The index provider may, therefore, want to see more concrete progress from Vietnam before it makes its move.
And it may not be the first to move either. FTSE Russell put Vietnam on its watchlist last September and will review it at the end of the third quarter.
And perhaps most importantly of all, the index providers and the government do not want to trigger a foreign stampede before the market is mature or robust enough to absorb the additional interest that an upgrade would bring. International investors currently account for roughly $30 billion of Vietnam’s $173 billion market capitalisation.
Lynch senses there is 10 times that amount of money waiting in the wings for the MSCI to act.
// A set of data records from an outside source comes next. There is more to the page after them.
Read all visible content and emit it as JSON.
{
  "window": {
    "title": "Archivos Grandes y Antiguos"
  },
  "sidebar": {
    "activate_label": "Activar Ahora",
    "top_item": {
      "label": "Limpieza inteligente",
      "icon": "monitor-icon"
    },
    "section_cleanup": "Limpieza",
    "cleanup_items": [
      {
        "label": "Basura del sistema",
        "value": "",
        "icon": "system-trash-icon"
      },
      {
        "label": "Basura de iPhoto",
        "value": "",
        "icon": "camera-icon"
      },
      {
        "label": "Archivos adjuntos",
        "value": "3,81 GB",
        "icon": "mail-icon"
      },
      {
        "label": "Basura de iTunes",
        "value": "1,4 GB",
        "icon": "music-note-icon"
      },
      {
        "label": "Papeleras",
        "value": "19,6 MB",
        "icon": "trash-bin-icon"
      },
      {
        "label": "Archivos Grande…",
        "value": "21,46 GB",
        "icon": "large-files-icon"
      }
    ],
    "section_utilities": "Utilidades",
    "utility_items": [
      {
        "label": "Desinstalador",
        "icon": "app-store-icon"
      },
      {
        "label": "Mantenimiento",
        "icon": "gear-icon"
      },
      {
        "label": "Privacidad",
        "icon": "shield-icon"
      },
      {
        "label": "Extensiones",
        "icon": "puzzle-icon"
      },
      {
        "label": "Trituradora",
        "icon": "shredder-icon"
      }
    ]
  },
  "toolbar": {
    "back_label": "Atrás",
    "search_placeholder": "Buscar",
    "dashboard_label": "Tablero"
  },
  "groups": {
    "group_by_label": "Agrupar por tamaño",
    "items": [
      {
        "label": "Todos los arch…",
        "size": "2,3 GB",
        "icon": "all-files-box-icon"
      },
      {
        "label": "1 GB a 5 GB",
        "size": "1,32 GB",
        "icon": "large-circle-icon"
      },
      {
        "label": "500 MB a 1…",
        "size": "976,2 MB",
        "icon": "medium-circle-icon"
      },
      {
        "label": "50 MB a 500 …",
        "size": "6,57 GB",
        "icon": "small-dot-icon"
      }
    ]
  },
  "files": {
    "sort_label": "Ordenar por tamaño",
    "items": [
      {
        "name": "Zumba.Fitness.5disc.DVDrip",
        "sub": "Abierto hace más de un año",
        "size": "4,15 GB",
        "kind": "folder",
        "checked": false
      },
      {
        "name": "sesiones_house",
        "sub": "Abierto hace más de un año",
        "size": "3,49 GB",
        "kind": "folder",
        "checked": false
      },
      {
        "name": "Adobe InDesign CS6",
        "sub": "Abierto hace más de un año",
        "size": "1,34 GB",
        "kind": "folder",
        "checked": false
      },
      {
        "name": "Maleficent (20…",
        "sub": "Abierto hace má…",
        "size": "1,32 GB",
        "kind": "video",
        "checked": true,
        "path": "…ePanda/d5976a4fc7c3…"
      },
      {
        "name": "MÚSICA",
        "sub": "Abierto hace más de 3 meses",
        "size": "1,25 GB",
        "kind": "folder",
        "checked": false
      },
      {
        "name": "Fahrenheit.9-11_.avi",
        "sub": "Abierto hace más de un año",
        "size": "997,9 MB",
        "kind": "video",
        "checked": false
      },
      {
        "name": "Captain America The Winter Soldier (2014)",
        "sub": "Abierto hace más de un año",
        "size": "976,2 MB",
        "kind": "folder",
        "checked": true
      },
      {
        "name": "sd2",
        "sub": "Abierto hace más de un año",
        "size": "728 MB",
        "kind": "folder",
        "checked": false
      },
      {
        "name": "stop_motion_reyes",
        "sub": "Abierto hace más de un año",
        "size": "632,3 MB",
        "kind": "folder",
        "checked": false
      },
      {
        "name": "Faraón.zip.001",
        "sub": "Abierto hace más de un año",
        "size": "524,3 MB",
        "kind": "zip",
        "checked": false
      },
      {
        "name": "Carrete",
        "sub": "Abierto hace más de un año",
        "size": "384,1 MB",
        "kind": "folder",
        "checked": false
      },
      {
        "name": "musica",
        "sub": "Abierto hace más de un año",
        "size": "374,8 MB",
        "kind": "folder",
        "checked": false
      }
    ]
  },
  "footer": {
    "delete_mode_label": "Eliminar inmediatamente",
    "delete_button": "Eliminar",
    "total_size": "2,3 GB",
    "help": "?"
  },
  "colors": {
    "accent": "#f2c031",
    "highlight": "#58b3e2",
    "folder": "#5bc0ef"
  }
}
Stoops think it is about $10 billion.
What no one wants to see is a repeat of 2006 and 2007 when the Vietnamese stock market blew up after foreign money surged in and then just as promptly surged out again a few years later after the market overheated. The government learned its lesson the hard way and wants to get things right this time round.
In recent years, it has had a tendency to unveil ambitious plans then weigh its options for a number of years before inching forwards. Brokers have learned to keep their optimism in check.
Going on the MSCI watchlist might prompt the government to act more decisively and there does appear to be momentum in the air. Brokers and investors, however, are also aware that Vietnam has elections coming up in early 2021, which might slow progress.
Dragon Capital’s Stoops has consequently ruled out 2019 as the MSCI watchlist year. He thinks 2020 is a possibility if MSCI sees progress on its trading system.
“After that, inclusion could happen quickly if Vietnam moves to open, compliant trading mechanisms,” he said.
VinaCapital deputy chairman Terry Mahony has also ruled out 2019 and agrees that 2020 or 2021 is more likely. The firm’s economist, Michael Kokalari agrees. “Barring a surprise, Vietnam is unlikely to join Kuwait on the watchlist,” he concluded.
This article has been updated to highlight that implementation of the Securities Law could take place in 2020.